While still a young man, the tide of popular opinion turned against him. His friends ran away. One of them denied him, another betrayed him. He was turned over to his enemies. He went through the mockery of a trial. He was nailed upon a cross between two thieves. While he was dying his executors gambled for the only piece of property he had. When he was dead he was taken down and laid in a borrowed grave through the pity of a friend.

Nineteen long centuries have come and gone and today he is the centerpiece of the human race. Even the Muslims hail him a Prophet and the Jews have gone a long way to coming to grips with his legacy. In infancy He startled a king; in childhood He puzzled doctors; in manhood He ruled the course of nature, walked upon the billows as if they were pavements and hushed the sea to sleep. He healed without medicine and made no charge for his services.
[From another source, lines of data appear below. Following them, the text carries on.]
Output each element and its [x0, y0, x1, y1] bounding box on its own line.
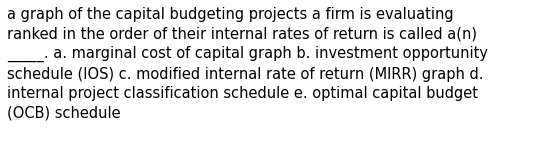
Text: a graph of the capital budgeting projects a firm is evaluating
ranked in the ord: a graph of the capital budgeting project…	[7, 7, 488, 121]
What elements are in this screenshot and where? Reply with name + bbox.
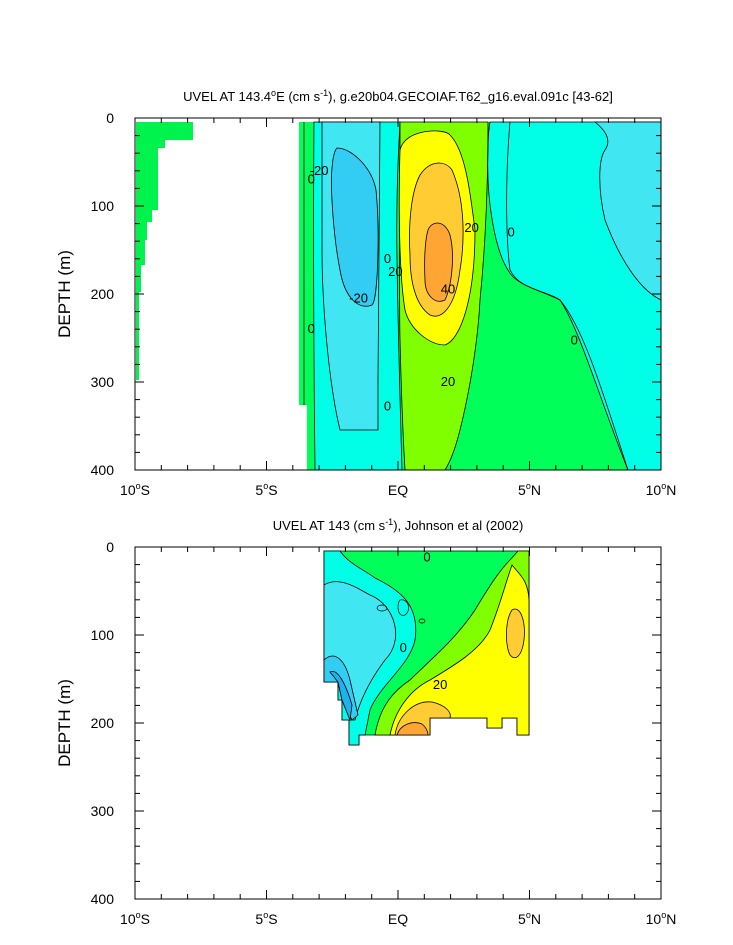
panel-title-model: UVEL AT 143.4oE (cm s-1), g.e20b04.GECOI… xyxy=(183,88,613,104)
y-axis-labels: 0 100 200 300 400 xyxy=(91,110,115,478)
contour-label: 0 xyxy=(308,321,315,336)
title-part-mid: E (cm s xyxy=(276,89,321,104)
contour-label: 20 xyxy=(464,220,478,235)
y-tick-label: 200 xyxy=(91,286,115,302)
contour-band-neg30-west xyxy=(331,147,379,307)
panel-title-obs: UVEL AT 143 (cm s-1), Johnson et al (200… xyxy=(273,517,524,533)
title-part-deg: o xyxy=(271,88,276,98)
contour-label: -20 xyxy=(310,163,329,178)
contour-field-obs xyxy=(323,550,530,746)
y-axis-labels: 0 100 200 300 400 xyxy=(91,539,115,907)
contour-band-20 xyxy=(389,564,530,736)
contour-label: 20 xyxy=(441,374,455,389)
title-part-exp: -1 xyxy=(385,517,393,527)
contour-band-neg40 xyxy=(329,671,353,722)
y-tick-label: 300 xyxy=(91,374,115,390)
x-tick-label: 5oN xyxy=(518,910,541,927)
x-axis-labels: 10oS 5oS EQ 5oN 10oN xyxy=(120,910,676,927)
panel-model: UVEL AT 143.4oE (cm s-1), g.e20b04.GECOI… xyxy=(55,88,676,498)
title-part-post: ), Johnson et al (2002) xyxy=(393,518,523,533)
x-tick-label: 5oS xyxy=(255,910,277,927)
contour-label: 0 xyxy=(507,224,514,239)
y-tick-label: 200 xyxy=(91,715,115,731)
contour-closed-small-a xyxy=(376,604,388,612)
y-tick-label: 100 xyxy=(91,627,115,643)
contour-label: -20 xyxy=(349,290,368,305)
y-axis-title: DEPTH (m) xyxy=(55,679,74,767)
y-tick-label: 300 xyxy=(91,803,115,819)
title-part-post: ), g.e20b04.GECOIAF.T62_g16.eval.091c [4… xyxy=(328,89,613,104)
x-tick-label: 10oN xyxy=(646,910,677,927)
contour-label: 0 xyxy=(384,251,391,266)
contour-label: 20 xyxy=(388,264,402,279)
y-tick-label: 0 xyxy=(106,539,114,555)
title-part-pre: UVEL AT 143.4 xyxy=(183,89,271,104)
contour-label: 0 xyxy=(571,333,578,348)
y-tick-label: 400 xyxy=(91,462,115,478)
x-axis-labels: 10oS 5oS EQ 5oN 10oN xyxy=(120,481,676,498)
x-tick-label: 5oN xyxy=(518,481,541,498)
axis-ticks xyxy=(134,117,662,471)
contour-band-40 xyxy=(424,222,453,302)
x-tick-label: 10oN xyxy=(646,481,677,498)
x-tick-label: 5oS xyxy=(255,481,277,498)
contour-label: 0 xyxy=(308,172,315,187)
contour-band-40-south xyxy=(396,722,429,736)
contour-labels-obs: 0 0 20 xyxy=(400,550,448,693)
contour-label: 0 xyxy=(384,399,391,414)
y-axis-title: DEPTH (m) xyxy=(55,250,74,338)
contour-label: 0 xyxy=(423,550,430,565)
land-mask xyxy=(136,122,193,380)
panel-observations: UVEL AT 143 (cm s-1), Johnson et al (200… xyxy=(55,517,676,927)
x-tick-label: EQ xyxy=(388,482,408,498)
contour-line-interior xyxy=(397,599,409,616)
y-tick-label: 400 xyxy=(91,891,115,907)
x-tick-label: EQ xyxy=(388,911,408,927)
x-tick-label: 10oS xyxy=(120,910,150,927)
y-tick-label: 0 xyxy=(106,110,114,126)
title-part-exp: -1 xyxy=(320,88,328,98)
y-tick-label: 100 xyxy=(91,198,115,214)
contour-closed-small-b xyxy=(418,618,426,624)
contour-band-neg20-east xyxy=(593,121,661,301)
x-tick-label: 10oS xyxy=(120,481,150,498)
contour-band-30-east xyxy=(506,608,525,659)
title-part-pre: UVEL AT 143 (cm s xyxy=(273,518,386,533)
contour-field-model xyxy=(136,121,661,470)
contour-label: 20 xyxy=(433,677,447,692)
contour-label: 40 xyxy=(441,282,455,297)
axis-ticks xyxy=(134,546,662,900)
contour-line-zero-east xyxy=(506,121,629,470)
contour-label: 0 xyxy=(400,640,407,655)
The names of the past statesmen of Greece and Rome have come and gone. The names of the past scientists, philosophers and theologians have come and gone; but the name of this Man abounds more and more. Though time has spread 1900 years between the people of this generation and the scene of his crucifixion, yet He lives.

He stands forth upon the highest pinnacle of human achievement, proclaimed of God, acknowledged by angels, adored by the saints, and feared by devils – the living very much alive and personal Word of God who is the Christian's Friend and Champion and the Protector of all who trust in him, our Lord and Savior, Jesus the Christ!